In a Space Age version of fighting fire with fire, French scientists have suggested using one asteroid to destroy another rather than letting Earth get pummeled.
The offbeat plan is intentionally incomplete and would allow the planet to be showered by fragments. But it might be better than a civilization-ending whack.
No asteroids are presently known to be on collision courses with Earth. But existing holes in the ground suggest that inevitably one will eventually be found. There is no firm plan for how to deflect or destroy an incoming asteroid, though scientists have pondered firing rockets at them, moving them gently with solar sails, or nudging them with nuclear explosions.
Lock and load
The new idea is to capture a relatively small asteroid—perhaps 100 feet (30 meters) wide—by sending a robot to it.
The robot would heave material from the asteroid's surface into space, and the reaction force would gradually direct the asteroid to a Lagrange point, one of a handful of nodes along Earth's orbit where the gravity of Earth and the Sun balance out. Scientists know that object can be kept stable at a Lagrange point with little or no energy.
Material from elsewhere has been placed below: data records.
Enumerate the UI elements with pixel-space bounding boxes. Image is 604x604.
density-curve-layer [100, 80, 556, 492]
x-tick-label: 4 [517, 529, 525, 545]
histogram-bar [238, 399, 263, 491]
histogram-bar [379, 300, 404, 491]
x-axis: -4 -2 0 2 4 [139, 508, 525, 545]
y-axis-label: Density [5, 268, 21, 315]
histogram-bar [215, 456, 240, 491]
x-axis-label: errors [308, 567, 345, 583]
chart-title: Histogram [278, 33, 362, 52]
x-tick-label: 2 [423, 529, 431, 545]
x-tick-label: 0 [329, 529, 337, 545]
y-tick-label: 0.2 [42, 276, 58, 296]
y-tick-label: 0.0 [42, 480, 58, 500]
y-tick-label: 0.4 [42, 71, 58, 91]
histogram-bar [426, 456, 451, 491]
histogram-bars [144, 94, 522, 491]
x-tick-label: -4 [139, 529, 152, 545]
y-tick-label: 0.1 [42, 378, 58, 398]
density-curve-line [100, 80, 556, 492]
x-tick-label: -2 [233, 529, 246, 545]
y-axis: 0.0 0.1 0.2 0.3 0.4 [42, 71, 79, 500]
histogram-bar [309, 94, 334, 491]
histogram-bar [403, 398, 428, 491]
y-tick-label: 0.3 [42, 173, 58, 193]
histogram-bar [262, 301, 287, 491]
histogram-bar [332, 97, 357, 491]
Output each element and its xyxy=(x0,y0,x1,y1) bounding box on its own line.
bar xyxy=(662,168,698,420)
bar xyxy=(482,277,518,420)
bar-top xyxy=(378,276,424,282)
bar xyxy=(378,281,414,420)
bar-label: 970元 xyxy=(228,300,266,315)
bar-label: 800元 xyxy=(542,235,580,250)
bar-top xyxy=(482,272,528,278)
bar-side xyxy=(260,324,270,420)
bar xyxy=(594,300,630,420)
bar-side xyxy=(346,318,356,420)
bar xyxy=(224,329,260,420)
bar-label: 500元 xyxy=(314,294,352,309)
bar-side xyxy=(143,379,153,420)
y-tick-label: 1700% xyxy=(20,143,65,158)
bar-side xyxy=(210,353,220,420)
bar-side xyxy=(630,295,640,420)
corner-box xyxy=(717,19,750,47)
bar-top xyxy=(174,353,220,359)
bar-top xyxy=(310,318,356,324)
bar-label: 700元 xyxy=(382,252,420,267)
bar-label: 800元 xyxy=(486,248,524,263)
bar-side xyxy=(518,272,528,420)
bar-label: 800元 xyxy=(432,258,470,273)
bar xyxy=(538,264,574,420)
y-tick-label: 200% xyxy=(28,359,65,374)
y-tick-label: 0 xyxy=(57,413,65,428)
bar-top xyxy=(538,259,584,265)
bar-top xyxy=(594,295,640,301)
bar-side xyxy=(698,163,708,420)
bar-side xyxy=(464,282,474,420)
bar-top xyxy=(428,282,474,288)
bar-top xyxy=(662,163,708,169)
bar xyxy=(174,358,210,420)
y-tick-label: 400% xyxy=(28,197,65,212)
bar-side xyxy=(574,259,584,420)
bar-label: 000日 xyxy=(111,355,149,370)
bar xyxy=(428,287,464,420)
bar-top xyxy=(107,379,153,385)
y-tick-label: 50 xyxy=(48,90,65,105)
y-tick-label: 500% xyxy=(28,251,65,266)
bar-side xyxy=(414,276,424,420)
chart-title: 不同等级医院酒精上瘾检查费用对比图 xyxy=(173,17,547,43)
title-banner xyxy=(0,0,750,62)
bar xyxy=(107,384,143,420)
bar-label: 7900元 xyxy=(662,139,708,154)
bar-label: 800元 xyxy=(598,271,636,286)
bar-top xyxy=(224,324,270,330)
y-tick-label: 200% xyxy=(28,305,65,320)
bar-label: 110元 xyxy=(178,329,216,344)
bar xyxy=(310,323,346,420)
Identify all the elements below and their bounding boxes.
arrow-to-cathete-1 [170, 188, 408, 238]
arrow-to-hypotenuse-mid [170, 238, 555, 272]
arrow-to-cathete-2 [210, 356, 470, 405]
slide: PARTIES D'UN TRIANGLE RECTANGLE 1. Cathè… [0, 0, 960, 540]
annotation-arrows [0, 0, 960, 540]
The captured rocky weapon would be held there, traveling around the Sun ahead of or behind the Earth, held until needed.
Then, if a large asteroid threatens to hit us, the small one is moved into its path, using the same heaving technique. The rocks collide, and the big one is broken into somewhat less harmless bits.
The collision disperses the fragments of the incoming asteroid, so that not all of them hit the planet.